There have been some gains in racial disparities among numbers of homeless adults. However, Black, American Indian, and Hispanic people continue to make up the majority (about 57%) of the adult homeless population, while they made up just 6 percent of the total adult population in Minnesota in 2003.


Effective interventions include: 1) Early identification and referral to community resources for problems related to meeting basic needs of food, shelter, clothing and health care; 2) Need for collaboration and cross-department planning (i.e. public health, housing, human services); and 3) Awareness of the importance of social determinants of health.

In Minnesota, almost all of the 87 counties and 11 tribal governments have family home visiting programs to promote health and well-being of families with pregnant women or young children. Services include assessment of needs and linkage/referral to community resources to assist with meeting the family’s needs. Results of the three-year (2000-2003) MDH Family Home Visiting report show these
positive outcomes for families served more than 13 months: 1) 96% of children ages birth-6 years had health insurance and 94% had well-child exams; 2) 91% of the mothers had health insurance; 3) 82 % of the mothers achieved one or more goals related to economic self-sufficiency and 92 % of the mothers did not have a subsequent birth within 18 months of the previous birth.


The public health community has grown increasingly aware of the importance of social determinants of health (including housing) in recent years. Elected officials and communities alike recognize that substandard housing is an important social justice issue that adversely influences health [10].

The political and economic climate in Minnesota is likely to have an impact on families, especially low-income and racially and ethnically diverse families. Local public health agencies and tribal governments recently experienced a decrease in public funding. However, state and federal dollars are still available at a reduced level to provide services to families in need.
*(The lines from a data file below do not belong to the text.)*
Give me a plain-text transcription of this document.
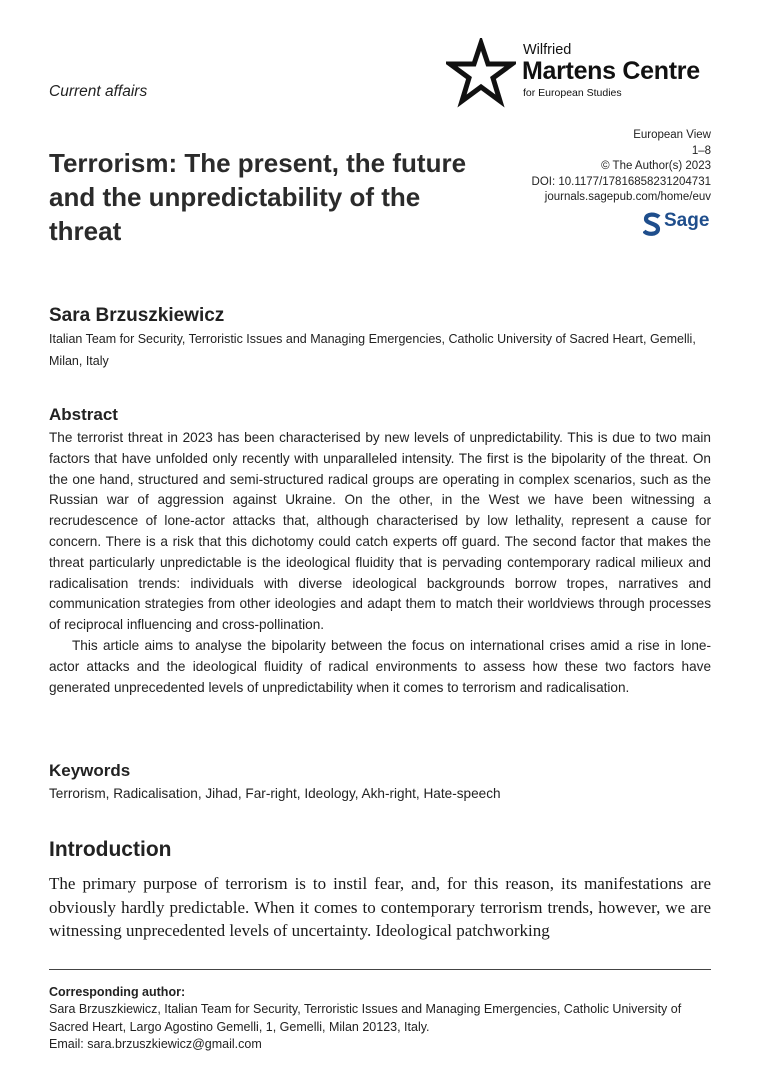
Current affairs
Wilfried
Martens Centre
for European Studies
Terrorism: The present, the future and the unpredictability of the threat
European View
1–8
© The Author(s) 2023
DOI: 10.1177/17816858231204731
journals.sagepub.com/home/euv
Sage
Sara Brzuszkiewicz
Italian Team for Security, Terroristic Issues and Managing Emergencies, Catholic University of Sacred Heart, Gemelli, Milan, Italy
Abstract

The terrorist threat in 2023 has been characterised by new levels of unpredictability. This is due to two main factors that have unfolded only recently with unparalleled intensity. The first is the bipolarity of the threat. On the one hand, structured and semi-structured radical groups are operating in complex scenarios, such as the Russian war of aggression against Ukraine. On the other, in the West we have been witnessing a recrudescence of lone-actor attacks that, although characterised by low lethality, represent a cause for concern. There is a risk that this dichotomy could catch experts off guard. The second factor that makes the threat particularly unpredictable is the ideological fluidity that is pervading contemporary radical milieux and radicalisation trends: individuals with diverse ideological backgrounds borrow tropes, narratives and communication strategies from other ideologies and adapt them to match their worldviews through processes of reciprocal influencing and cross-pollination.

This article aims to analyse the bipolarity between the focus on international crises amid a rise in lone-actor attacks and the ideological fluidity of radical environments to assess how these two factors have generated unprecedented levels of unpredictability when it comes to terrorism and radicalisation.

Keywords
Terrorism, Radicalisation, Jihad, Far-right, Ideology, Akh-right, Hate-speech
Introduction

The primary purpose of terrorism is to instil fear, and, for this reason, its manifestations are obviously hardly predictable. When it comes to contemporary terrorism trends, however, we are witnessing unprecedented levels of uncertainty. Ideological patchworking

Corresponding author:
Sara Brzuszkiewicz, Italian Team for Security, Terroristic Issues and Managing Emergencies, Catholic University of Sacred Heart, Largo Agostino Gemelli, 1, Gemelli, Milan 20123, Italy.
Email: sara.brzuszkiewicz@gmail.com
The Local Public Health Association and Minnesota’s Community Health System is tracking the impact of the recent budget cuts and has identified the following effects on citizens: 1) fewer family home visits, including prenatal and new baby home visits; 2) decreased WIC and nutrition education; and 3) reduced or eliminated prevention and early intervention services for families [11]. Local public health agencies have had to prioritize their services and target populations that are most at risk as well as maximize other sources of funding to meet the needs of families in their communities.
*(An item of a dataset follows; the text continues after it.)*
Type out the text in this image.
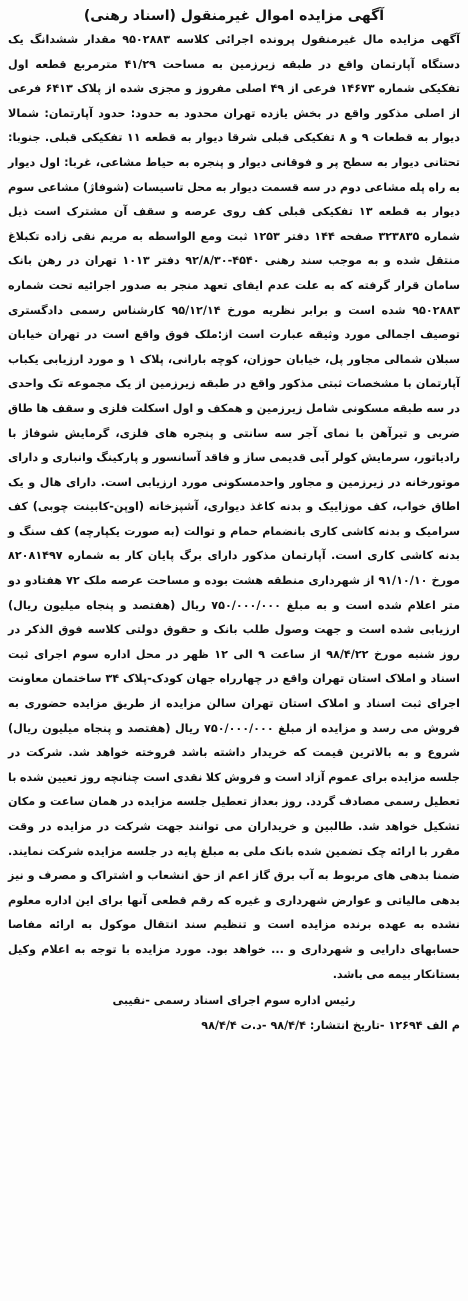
آگهی مزایده اموال غیرمنقول (اسناد رهنی)

آگهی مزایده مال غیرمنقول پرونده اجرائی کلاسه ۹۵۰۲۸۸۳ مقدار ششدانگ یک دستگاه آپارتمان واقع در طبقه زیرزمین به مساحت ۴۱/۲۹ مترمربع قطعه اول تفکیکی شماره ۱۴۶۷۳ فرعی از ۴۹ اصلی مفروز و مجزی شده از پلاک ۶۴۱۳ فرعی از اصلی مذکور واقع در بخش یازده تهران محدود به حدود: حدود آپارتمان: شمالا دیوار به قطعات ۹ و ۸ تفکیکی قبلی شرقا دیوار به قطعه ۱۱ تفکیکی قبلی. جنوبا: تحتانی دیوار به سطح پر و فوقانی دیوار و پنجره به حیاط مشاعی، غربا: اول دیوار به راه پله مشاعی دوم در سه قسمت دیوار به محل تاسیسات (شوفاژ) مشاعی سوم دیوار به قطعه ۱۳ تفکیکی قبلی کف روی عرصه و سقف آن مشترک است ذیل شماره ۳۲۳۸۳۵ صفحه ۱۴۴ دفتر ۱۲۵۳ ثبت ومع الواسطه به مریم نقی زاده تکبلاغ منتقل شده و به موجب سند رهنی ۴۵۴۰-۹۲/۸/۳۰ دفتر ۱۰۱۳ تهران در رهن بانک سامان قرار گرفته که به علت عدم ایفای تعهد منجر به صدور اجرائیه تحت شماره ۹۵۰۲۸۸۳ شده است و برابر نظریه مورخ ۹۵/۱۲/۱۴ کارشناس رسمی دادگستری توصیف اجمالی مورد وثیقه عبارت است از:ملک فوق واقع است در تهران خیابان سبلان شمالی مجاور پل، خیابان حوزان، کوچه بارانی، پلاک ۱ و مورد ارزیابی یکباب آپارتمان با مشخصات ثبتی مذکور واقع در طبقه زیرزمین از یک مجموعه تک واحدی در سه طبقه مسکونی شامل زیرزمین و همکف و اول اسکلت فلزی و سقف ها طاق ضربی و تیرآهن با نمای آجر سه سانتی و پنجره های فلزی، گرمایش شوفاژ با رادیاتور، سرمایش کولر آبی قدیمی ساز و فاقد آسانسور و پارکینگ وانباری و دارای موتورخانه در زیرزمین و مجاور واحدمسکونی مورد ارزیابی است. دارای هال و یک اطاق خواب، کف موزاییک و بدنه کاغذ دیواری، آشپزخانه (اوپن-کابینت چوبی) کف سرامیک و بدنه کاشی کاری بانضمام حمام و توالت (به صورت یکپارچه) کف سنگ و بدنه کاشی کاری است. آپارتمان مذکور دارای برگ پایان کار به شماره ۸۲۰۸۱۴۹۷ مورخ ۹۱/۱۰/۱۰ از شهرداری منطقه هشت بوده و مساحت عرصه ملک ۷۲ هفتادو دو متر اعلام شده است و به مبلغ ۷۵۰/۰۰۰/۰۰۰ ریال (هفتصد و پنجاه میلیون ریال) ارزیابی شده است و جهت وصول طلب بانک و حقوق دولتی کلاسه فوق الذکر در روز شنبه مورخ ۹۸/۴/۲۲ از ساعت ۹ الی ۱۲ ظهر در محل اداره سوم اجرای ثبت اسناد و املاک استان تهران واقع در چهارراه جهان کودک-پلاک ۳۴ ساختمان معاونت اجرای ثبت اسناد و املاک استان تهران سالن مزایده از طریق مزایده حضوری به فروش می رسد و مزایده از مبلغ ۷۵۰/۰۰۰/۰۰۰ ریال (هفتصد و پنجاه میلیون ریال) شروع و به بالاترین قیمت که خریدار داشته باشد فروخته خواهد شد. شرکت در جلسه مزایده برای عموم آزاد است و فروش کلا نقدی است چنانچه روز تعیین شده با تعطیل رسمی مصادف گردد. روز بعداز تعطیل جلسه مزایده در همان ساعت و مکان تشکیل خواهد شد. طالبین و خریداران می توانند جهت شرکت در مزایده در وقت مقرر با ارائه چک تضمین شده بانک ملی به مبلغ پایه در جلسه مزایده شرکت نمایند. ضمنا بدهی های مربوط به آب برق گاز اعم از حق انشعاب و اشتراک و مصرف و نیز بدهی مالیاتی و عوارض شهرداری و غیره که رقم قطعی آنها برای این اداره معلوم نشده به عهده برنده مزایده است و تنظیم سند انتقال موکول به ارائه مفاصا حسابهای دارایی و شهرداری و ... خواهد بود. مورد مزایده با توجه به اعلام وکیل بستانکار بیمه می باشد.

رئیس اداره سوم اجرای اسناد رسمی -نقیبی
م الف ۱۲۶۹۴ -تاریخ انتشار: ۹۸/۴/۴ -د.ت ۹۸/۴/۴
1. Minnesota Kids: A Closer Look 2004 Data Book, Minnesota Kids Count, Children’s Defense Fund MN.
2. Sharfstein J, Sandel M. eds. Not Safe at Home: How America’s Housing Crisis Threatens the Health of Its Children,, Boston, Mass: Boston University Medical Center, 1998.
3. Krieger J, Higgins D. Housing and Health: Time Again for Public Health Action. Am J Public Health. May 2002, pp 758-768.
4. Homeless in Minnesota 2003, Wilder Research Center, St. Paul, MN.
5. Ellaway A, Macintyre S, Fairlye A. Mums on Prozac, Kids on Inhalers: the need for research on the potential for improving health through housing interventions. Health Bull. 2000; 54:336-339.
6. MDH, The Effects of Hunger on Children’s Health, 1/10/03.
7. Nord M, Andrews M, Carlson S. Household Food Security in the United States 2002. ERS Food and Assistance and Nutrition Research Report No. 25.
8. Cutts DB, Geppert JS, Levenson S, Meyers AF, Zaldifar N, Frank DA , Casey PH, Cook JT, Black MM, Berkowitz C, and the C-SNAP Study Group. Housing instability and hunger. 2001. Paper presented at Pediatric Academic Society Annual Meeting, Baltimore, MD.
9. US Census Bureau. American Housing Survey 1999. Accessed February, 2002.
10. Marmot M, Wilkinson R. Social Determinants of Health. New York, NY: Oxford University Press, 1999.
11. Local Public Health Association 2004, St.Paul, Mn.